THE Nigerian oil industry has continued to play a significant role in the nation’s drive towards economic growth and development.
Nigeria remains Africa’s leading oil producer and major crude oil exporter in the world. Although herpetroleum reserves, production and exports constitute only a small proportion of the world total, the contribution of the sector to the national economy is quite tremendous.
The sector has become the mainstay of the economy, pivoting other sectors and accounting for well over 90 per cent of the country’s foreign exchange earnings and well over 80 per cent of consolidated government revenues.
There is no gainsaying the fact that all the three tiers of government in Nigeria predicate their development agenda on revenue derived from oil and are therefore vulnerable to the vagaries in the international prices of oil.
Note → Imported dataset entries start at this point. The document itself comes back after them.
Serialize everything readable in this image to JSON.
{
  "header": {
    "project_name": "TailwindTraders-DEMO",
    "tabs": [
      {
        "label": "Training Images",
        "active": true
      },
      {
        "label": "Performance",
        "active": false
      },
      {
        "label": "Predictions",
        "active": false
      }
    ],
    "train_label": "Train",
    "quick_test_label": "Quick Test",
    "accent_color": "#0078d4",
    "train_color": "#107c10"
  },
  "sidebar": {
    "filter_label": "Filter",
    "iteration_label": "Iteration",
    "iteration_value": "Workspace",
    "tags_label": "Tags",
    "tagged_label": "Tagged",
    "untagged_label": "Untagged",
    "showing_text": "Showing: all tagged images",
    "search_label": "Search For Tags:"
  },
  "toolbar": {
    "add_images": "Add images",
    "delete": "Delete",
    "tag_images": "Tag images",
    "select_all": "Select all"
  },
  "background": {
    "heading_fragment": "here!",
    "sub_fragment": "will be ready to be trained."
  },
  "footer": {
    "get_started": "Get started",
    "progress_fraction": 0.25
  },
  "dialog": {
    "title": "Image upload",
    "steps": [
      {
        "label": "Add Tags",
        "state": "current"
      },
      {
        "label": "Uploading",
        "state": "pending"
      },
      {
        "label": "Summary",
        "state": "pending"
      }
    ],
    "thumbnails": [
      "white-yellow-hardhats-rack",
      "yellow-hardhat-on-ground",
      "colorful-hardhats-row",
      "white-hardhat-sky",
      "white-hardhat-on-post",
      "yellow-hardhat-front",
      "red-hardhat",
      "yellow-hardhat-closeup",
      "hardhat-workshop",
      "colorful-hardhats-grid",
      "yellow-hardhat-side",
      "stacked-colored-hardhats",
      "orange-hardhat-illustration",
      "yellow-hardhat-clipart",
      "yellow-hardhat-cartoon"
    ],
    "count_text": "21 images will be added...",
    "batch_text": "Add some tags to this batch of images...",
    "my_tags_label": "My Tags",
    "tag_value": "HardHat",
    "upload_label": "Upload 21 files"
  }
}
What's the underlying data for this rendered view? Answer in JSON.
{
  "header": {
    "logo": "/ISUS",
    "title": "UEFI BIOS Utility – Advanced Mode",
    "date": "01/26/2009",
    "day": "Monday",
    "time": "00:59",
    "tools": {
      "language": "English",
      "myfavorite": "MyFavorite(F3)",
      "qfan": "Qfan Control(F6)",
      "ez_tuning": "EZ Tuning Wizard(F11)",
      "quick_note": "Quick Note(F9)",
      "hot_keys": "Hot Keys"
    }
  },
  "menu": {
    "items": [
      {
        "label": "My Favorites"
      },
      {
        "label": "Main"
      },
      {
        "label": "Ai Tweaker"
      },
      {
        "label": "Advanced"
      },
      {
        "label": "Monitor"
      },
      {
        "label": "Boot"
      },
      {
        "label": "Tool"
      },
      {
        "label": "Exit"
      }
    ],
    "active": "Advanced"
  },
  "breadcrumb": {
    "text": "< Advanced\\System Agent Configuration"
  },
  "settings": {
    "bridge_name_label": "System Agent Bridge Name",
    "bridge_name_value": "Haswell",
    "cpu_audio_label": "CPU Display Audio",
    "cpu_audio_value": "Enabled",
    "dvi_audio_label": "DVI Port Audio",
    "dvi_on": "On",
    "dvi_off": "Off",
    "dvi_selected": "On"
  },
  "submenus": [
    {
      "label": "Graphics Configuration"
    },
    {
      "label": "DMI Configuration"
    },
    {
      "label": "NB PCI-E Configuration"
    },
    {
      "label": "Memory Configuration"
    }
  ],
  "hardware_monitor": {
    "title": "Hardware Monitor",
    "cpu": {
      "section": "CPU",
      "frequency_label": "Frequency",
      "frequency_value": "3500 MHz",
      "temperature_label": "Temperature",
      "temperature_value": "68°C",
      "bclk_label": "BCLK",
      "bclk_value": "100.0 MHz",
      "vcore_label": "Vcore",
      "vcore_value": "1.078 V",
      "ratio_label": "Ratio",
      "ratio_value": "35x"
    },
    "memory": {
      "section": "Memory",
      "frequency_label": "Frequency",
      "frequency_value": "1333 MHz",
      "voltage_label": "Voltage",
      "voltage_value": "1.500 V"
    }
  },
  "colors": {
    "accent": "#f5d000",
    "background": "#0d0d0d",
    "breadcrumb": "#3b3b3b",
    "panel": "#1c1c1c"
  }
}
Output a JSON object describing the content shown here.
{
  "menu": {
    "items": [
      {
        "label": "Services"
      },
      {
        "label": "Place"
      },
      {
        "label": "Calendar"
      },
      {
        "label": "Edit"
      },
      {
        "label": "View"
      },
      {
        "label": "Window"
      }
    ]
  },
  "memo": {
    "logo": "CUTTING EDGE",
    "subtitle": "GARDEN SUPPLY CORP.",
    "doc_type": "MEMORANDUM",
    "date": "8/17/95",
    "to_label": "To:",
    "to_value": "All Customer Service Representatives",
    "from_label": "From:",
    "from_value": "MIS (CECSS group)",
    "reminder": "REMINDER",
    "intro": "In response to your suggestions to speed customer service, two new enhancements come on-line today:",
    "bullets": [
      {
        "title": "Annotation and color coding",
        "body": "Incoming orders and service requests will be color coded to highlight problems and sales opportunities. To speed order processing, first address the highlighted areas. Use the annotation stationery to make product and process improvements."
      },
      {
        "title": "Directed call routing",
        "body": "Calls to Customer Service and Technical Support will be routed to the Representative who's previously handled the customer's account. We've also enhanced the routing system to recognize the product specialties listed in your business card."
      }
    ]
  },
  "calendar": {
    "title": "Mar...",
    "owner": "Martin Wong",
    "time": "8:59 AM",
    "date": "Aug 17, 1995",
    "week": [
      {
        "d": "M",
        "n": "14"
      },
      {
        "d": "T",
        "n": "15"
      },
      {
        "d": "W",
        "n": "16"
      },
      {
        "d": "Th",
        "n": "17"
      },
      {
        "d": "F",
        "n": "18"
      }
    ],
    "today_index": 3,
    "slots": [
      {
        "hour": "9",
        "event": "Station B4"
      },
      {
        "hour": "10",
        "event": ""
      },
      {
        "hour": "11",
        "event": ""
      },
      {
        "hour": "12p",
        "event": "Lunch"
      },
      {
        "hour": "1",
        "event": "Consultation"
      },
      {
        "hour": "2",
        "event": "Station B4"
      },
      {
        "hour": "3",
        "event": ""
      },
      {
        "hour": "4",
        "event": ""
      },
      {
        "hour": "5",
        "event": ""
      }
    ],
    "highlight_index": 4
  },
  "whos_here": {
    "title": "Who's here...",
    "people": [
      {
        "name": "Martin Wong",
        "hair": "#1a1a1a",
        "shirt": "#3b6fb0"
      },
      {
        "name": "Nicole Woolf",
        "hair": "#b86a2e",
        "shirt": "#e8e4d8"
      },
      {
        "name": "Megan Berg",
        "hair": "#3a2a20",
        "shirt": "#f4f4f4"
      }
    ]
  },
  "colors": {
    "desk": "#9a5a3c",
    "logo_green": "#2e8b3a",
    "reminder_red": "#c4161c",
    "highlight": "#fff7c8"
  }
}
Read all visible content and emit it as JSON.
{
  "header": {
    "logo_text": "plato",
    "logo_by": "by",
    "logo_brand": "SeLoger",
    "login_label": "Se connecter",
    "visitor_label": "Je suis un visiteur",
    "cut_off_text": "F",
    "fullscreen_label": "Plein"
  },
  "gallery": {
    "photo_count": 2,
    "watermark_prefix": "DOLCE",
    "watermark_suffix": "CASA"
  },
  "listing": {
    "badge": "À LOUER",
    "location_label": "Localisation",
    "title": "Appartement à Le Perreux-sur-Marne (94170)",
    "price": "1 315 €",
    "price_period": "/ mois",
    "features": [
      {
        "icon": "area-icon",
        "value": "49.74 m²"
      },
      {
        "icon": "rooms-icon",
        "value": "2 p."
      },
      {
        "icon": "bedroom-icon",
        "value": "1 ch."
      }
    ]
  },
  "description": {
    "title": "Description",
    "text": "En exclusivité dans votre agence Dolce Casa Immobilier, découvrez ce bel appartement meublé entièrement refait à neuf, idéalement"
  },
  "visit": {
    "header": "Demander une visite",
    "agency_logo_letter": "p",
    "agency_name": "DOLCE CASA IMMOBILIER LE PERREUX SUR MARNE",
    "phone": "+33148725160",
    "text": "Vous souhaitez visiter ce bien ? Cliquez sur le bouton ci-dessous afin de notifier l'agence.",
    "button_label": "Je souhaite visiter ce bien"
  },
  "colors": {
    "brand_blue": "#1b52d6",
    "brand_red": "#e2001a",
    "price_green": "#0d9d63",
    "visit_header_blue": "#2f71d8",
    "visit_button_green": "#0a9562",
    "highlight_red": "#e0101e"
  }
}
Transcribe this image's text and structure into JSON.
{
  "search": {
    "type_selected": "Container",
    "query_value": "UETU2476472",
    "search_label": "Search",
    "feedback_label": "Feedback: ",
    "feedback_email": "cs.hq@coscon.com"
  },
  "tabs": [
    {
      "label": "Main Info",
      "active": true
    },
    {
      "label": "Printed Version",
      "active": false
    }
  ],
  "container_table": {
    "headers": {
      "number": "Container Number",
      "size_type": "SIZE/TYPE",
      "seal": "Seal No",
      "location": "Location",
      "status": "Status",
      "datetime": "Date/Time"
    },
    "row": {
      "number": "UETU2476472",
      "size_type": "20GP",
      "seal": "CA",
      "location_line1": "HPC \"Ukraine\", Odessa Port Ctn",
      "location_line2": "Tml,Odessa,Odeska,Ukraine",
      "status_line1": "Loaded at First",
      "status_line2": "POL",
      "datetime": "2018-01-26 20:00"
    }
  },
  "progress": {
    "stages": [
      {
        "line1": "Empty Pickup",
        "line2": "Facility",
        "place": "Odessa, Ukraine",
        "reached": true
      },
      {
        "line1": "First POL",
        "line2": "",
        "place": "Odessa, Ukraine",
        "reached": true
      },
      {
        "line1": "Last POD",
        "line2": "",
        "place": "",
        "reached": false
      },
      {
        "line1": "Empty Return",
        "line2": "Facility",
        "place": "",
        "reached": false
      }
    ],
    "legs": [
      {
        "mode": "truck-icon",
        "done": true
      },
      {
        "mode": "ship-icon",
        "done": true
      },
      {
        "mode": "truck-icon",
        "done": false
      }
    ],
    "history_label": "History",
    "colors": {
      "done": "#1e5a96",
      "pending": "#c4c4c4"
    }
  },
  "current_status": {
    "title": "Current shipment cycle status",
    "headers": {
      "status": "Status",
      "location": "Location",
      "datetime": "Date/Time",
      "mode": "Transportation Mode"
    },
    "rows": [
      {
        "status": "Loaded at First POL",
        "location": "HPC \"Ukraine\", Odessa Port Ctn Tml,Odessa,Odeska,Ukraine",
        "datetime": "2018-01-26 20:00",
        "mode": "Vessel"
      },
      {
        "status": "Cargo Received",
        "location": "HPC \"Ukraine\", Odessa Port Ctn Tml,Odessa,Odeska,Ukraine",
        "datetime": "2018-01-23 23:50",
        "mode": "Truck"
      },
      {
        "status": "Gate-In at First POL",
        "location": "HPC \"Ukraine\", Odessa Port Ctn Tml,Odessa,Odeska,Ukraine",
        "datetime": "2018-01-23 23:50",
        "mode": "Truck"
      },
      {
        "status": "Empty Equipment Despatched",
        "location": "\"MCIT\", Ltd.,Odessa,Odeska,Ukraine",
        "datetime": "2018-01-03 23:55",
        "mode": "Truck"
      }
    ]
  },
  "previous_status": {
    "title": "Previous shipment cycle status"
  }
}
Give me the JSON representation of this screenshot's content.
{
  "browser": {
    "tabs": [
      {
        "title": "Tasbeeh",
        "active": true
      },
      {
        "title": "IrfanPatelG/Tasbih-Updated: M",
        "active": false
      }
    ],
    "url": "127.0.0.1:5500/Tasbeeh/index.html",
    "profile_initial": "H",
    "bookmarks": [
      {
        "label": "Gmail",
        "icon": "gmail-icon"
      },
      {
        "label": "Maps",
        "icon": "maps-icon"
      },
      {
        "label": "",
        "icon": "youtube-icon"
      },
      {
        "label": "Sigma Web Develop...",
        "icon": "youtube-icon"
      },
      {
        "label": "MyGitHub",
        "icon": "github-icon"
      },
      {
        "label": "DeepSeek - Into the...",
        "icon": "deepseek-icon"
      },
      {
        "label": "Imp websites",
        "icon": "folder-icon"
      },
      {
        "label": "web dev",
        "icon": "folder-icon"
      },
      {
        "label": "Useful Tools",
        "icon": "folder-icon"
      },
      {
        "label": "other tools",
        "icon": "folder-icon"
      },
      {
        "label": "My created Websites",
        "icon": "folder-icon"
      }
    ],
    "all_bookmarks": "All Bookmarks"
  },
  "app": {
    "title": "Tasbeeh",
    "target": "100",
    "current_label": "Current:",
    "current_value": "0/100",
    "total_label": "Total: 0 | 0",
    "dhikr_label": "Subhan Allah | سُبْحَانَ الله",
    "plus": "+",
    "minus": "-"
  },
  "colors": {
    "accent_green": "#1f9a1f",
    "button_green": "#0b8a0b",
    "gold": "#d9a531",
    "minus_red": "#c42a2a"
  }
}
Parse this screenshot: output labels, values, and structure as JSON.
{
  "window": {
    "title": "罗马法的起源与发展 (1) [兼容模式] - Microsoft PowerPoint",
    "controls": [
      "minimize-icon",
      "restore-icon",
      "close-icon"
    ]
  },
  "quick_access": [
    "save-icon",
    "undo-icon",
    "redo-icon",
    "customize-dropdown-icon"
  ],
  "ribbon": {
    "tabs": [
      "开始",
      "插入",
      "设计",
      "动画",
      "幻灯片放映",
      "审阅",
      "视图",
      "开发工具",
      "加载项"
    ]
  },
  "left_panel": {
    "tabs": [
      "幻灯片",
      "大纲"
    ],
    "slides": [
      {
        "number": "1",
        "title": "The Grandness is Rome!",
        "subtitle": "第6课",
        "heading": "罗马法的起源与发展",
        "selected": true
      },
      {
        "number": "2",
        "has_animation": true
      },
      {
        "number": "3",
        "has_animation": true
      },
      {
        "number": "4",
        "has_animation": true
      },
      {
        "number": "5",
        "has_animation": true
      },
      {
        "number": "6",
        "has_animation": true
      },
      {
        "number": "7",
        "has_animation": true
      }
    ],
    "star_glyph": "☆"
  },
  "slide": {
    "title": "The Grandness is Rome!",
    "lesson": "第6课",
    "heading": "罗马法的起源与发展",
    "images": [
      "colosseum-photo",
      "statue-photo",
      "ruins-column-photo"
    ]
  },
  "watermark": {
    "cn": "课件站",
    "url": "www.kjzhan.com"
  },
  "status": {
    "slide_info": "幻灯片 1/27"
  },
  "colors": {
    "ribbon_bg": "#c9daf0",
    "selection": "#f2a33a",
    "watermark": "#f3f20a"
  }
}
Indeed, it is to be noted that oil resources are not infinite, and the fear is already there that Nigeria’s oil assets may dry out in less than 50 years.
The question has always been asked: Without oil, does Nigeria and by extension the component states have a future? No, if we maintain our current attitude of rent seeking from an enclave economy. Yes, if we look beyond the ephemeral oil present and diversify the economy.
It is gratifying to note that Delta is already looking inward and thinking ahead of the possibility of Nigeria without oil. The Governor of Delta State, Dr. Emmanuel Eweta Uduaghan, has successfully synchronized this into his Three-Point Agenda in the form of Delta Beyond Oil, DBO.
In point of fact, for His Excellency, the DBO is essentially ‘… an economic agenda; that will develop other areas of the economy, different from oil and gas but using the current funds coming from oil and gas to develop the other areas of the economy, especially in the areas of agriculture and solid minerals’.
The DBO initiative is also geared towards unleashing the alternative sources of revenue for the economy of the state, especially in terms of development of the dormant mineral resources, which the state is endowed with. The state is guarded by the fact that oil wealth is the catalyst that engenders corruption, kills creativity and also fuels low national productivity. This, as it were, has created what is called the resource curse.